Adding to Ms. Mout on the disclosure and the dissemination of EIA reports, Mr. Sey Peou, NECA-Network Coordinator ofNGO Forum Cambodia raised his concern toward the actual practice and how to make sure the practice is complying with the EIA standard. Over the period, NGO Forum Cambodia only receive around 400 copies of EIA draft reports to review and comment on. He stressed that the number seems enormous, but it is actually not many compared to the actual number of projects being implemented. Additionally, he also mentioned that one of the main difficulties is monitoring the incorporation of the NGOs’ EIA recommendations into the Environmental Management Plan (EMP) because the final EIA reports were not shared by the Ministry of Environment. He urged every stakeholder to take part in monitoring the EIA report. “It is very important that every stakeholder, especially affected communities, participate in monitoring whether companies are complying with what was listed in their EIA reports or not”, said Peou.

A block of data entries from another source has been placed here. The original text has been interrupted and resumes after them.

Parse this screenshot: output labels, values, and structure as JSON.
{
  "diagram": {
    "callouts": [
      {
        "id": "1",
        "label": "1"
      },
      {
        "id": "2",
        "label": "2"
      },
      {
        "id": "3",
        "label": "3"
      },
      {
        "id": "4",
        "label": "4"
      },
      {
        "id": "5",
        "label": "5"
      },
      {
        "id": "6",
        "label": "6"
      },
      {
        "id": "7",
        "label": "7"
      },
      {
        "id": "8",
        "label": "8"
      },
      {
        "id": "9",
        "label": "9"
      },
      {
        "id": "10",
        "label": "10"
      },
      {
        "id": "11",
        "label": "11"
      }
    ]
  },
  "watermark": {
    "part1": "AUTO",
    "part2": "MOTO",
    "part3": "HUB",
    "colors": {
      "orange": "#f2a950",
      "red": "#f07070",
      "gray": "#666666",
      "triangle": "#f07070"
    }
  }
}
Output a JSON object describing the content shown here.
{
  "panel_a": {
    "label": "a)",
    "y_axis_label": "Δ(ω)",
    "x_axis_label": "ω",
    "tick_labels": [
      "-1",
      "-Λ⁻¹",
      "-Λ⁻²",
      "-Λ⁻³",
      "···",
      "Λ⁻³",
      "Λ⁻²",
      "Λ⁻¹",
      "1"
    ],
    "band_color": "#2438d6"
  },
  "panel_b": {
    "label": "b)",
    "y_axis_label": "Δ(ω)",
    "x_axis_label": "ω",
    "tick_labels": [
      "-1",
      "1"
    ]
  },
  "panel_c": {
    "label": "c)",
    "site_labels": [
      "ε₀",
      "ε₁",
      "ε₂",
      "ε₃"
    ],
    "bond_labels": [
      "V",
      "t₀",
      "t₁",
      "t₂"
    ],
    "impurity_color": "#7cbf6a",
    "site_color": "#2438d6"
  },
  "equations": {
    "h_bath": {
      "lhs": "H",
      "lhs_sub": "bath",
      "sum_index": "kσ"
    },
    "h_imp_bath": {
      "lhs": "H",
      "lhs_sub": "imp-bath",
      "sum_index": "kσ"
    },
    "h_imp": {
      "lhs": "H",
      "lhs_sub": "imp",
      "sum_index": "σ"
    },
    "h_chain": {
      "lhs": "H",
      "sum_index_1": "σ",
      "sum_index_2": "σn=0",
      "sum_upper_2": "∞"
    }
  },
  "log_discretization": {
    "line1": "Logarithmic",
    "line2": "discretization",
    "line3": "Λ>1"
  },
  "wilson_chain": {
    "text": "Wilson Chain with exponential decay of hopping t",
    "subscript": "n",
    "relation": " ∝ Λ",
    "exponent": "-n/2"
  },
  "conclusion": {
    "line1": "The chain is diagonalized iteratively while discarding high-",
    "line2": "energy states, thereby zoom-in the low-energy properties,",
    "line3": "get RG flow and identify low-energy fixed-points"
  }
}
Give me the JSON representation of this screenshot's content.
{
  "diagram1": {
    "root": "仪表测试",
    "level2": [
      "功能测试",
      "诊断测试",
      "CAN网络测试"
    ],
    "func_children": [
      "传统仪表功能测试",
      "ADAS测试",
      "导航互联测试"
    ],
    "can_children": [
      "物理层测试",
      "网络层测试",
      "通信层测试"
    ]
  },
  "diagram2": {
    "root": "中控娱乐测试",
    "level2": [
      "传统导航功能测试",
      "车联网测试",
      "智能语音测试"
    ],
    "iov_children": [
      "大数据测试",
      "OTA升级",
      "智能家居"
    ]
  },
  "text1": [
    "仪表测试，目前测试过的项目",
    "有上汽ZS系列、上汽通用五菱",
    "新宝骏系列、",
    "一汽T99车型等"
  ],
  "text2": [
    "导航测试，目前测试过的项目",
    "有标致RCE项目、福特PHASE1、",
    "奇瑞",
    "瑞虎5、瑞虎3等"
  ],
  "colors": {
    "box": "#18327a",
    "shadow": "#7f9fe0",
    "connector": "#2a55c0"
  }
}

In this workshop, there was a total of 30 participants from international and local NGOs, private sectors, as well as university students and journalists whose work relates to EIA. There were also comments and feedback from the stakeholders on ODC’s EIA page. With the comments and the difficulties that the panel was raising and discussing, ODC’s EIA profile page may serve as the starting point for open EIA reports in Cambodia. Currently, 10 drafts of EIA reports have been published on ODC’s website. ODC also called for EIA report contributions from the public in both draft and final versions so that they can be published on ODC’s website.
What is Environmental Impact Assessment (EIA)?
Environmental Impact Assessment (EIA) is a comprehensive analytical tool evaluating key effects of proposed large-scale development projects, often involving the extraction of natural resources or construction of infrastructure. EIA reports represent an important instrument highlighting both positive benefits of the development as well as negative impacts on a wide range of environment-related dimensions including natural, economic, and social spheres of life. EIA is required by law for most large development projects in Cambodia and it is reinforced by the fact that laws about EIAs and best practice guidelines enshrine the requirement for public consultation and participation.